Queen Elizabeth II celebrated the 50th anniversary of NASA's Apollo 11 moon landing in her annual Christmas message to the world on Wednesday (Dec. 25).
"As a child, I never imagined that one day a man would walk on the moon. Yet this year we marked the fiftieth anniversary of the famous Apollo 11 mission," the Queen, 93, said as she began her message. "As those historic pictures were beamed back to earth, millions of us sat transfixed to our television screens, as we watched Neil Armstrong taking a small step for man and a giant leap for mankind -- and, indeed, for womankind."
"It's a reminder for us all that giant leaps often start with small steps," she added. Queen Elizabeth recounted the impact of Apollo 11 from her desk in Windsor Castle as video clips of the moon landing played.
On July 20, 1969, Apollo 11 astronauts Neil Armstrong and Buzz Aldrin became the first humans to set foot on another world as their crewmate Michael Collins orbited up above. NASA would ultimately land six Apollo missions on the moon, with 12 moonwalkers in all, between 1969 and 1972. The final Apollo lunar landing occurred during the Apollo 17 mission.
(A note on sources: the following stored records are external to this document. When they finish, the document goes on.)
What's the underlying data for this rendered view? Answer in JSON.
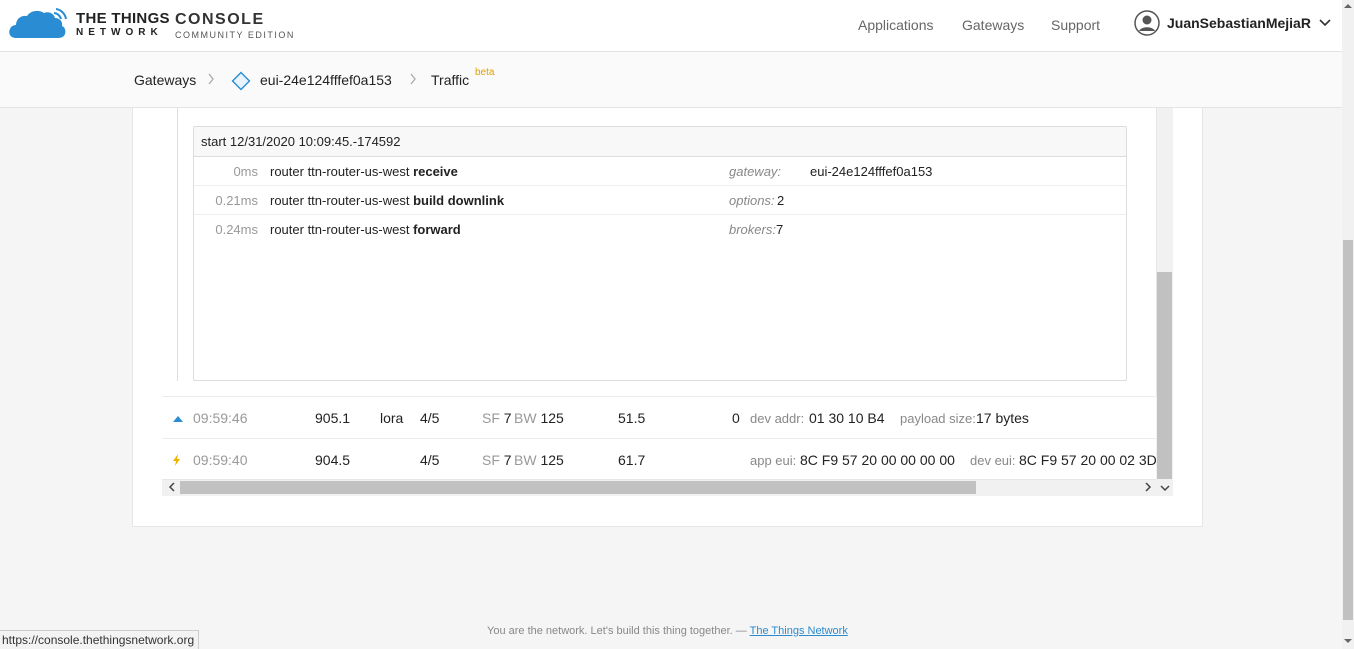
{
  "header": {
    "logo_line1": "THE THINGS",
    "logo_line2": "NETWORK",
    "console_title": "CONSOLE",
    "console_subtitle": "COMMUNITY EDITION",
    "nav": [
      "Applications",
      "Gateways",
      "Support"
    ],
    "username": "JuanSebastianMejiaR"
  },
  "breadcrumb": {
    "root": "Gateways",
    "gateway": "eui-24e124fffef0a153",
    "current": "Traffic",
    "badge": "beta"
  },
  "trace": {
    "start": "start 12/31/2020 10:09:45.-174592",
    "rows": [
      {
        "time": "0ms",
        "prefix": "router ttn-router-us-west",
        "action": "receive",
        "key": "gateway:",
        "value": "eui-24e124fffef0a153"
      },
      {
        "time": "0.21ms",
        "prefix": "router ttn-router-us-west",
        "action": "build downlink",
        "key": "options:",
        "value": "2"
      },
      {
        "time": "0.24ms",
        "prefix": "router ttn-router-us-west",
        "action": "forward",
        "key": "brokers:",
        "value": "7"
      }
    ]
  },
  "traffic": {
    "uplink": {
      "time": "09:59:46",
      "frequency": "905.1",
      "modulation": "lora",
      "coding_rate": "4/5",
      "sf_label": "SF",
      "sf": "7",
      "bw_label": "BW",
      "bw": "125",
      "airtime": "51.5",
      "counter": "0",
      "dev_addr_label": "dev addr:",
      "dev_addr": "01 30 10 B4",
      "payload_label": "payload size:",
      "payload": "17 bytes"
    },
    "join": {
      "time": "09:59:40",
      "frequency": "904.5",
      "coding_rate": "4/5",
      "sf_label": "SF",
      "sf": "7",
      "bw_label": "BW",
      "bw": "125",
      "airtime": "61.7",
      "app_eui_label": "app eui:",
      "app_eui": "8C F9 57 20 00 00 00 00",
      "dev_eui_label": "dev eui:",
      "dev_eui": "8C F9 57 20 00 02 3D"
    }
  },
  "footer": {
    "text": "You are the network. Let's build this thing together. — ",
    "link": "The Things Network"
  },
  "status_url": "https://console.thethingsnetwork.org",
  "colors": {
    "brand_blue": "#2a8dd4",
    "beta": "#e0a100",
    "uplink_arrow": "#2a8dd4",
    "join_bolt": "#f0b400"
  }
}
Today, NASA has a new push to return astronauts to the moon. Under the space agency's Artemis program, NASA is aims to land the next astronauts to the moon by 2024. That next crewed lunar landing will include the first woman on the moon, NASA has said.
To be clear, Queen Elizabeth's Christmas Day message did include more than her remarks about the Apollo 11 moon landing. She touched on the 75th anniversary of the D-Day invasion in 1944 during World War II, the birth of her eighth great grandchild Archie (son or Prince Harry and Meghan) and other topics.
But 2019 was the year the world looked back on the lunar feat of Apollo 11, and also forward to what may await humanity on the moon in the years to come. The Apollo 11 moon landing even received a royal treatment on the TV series "The Crown," in an episode marking the landing's impact on the royal family in 1969.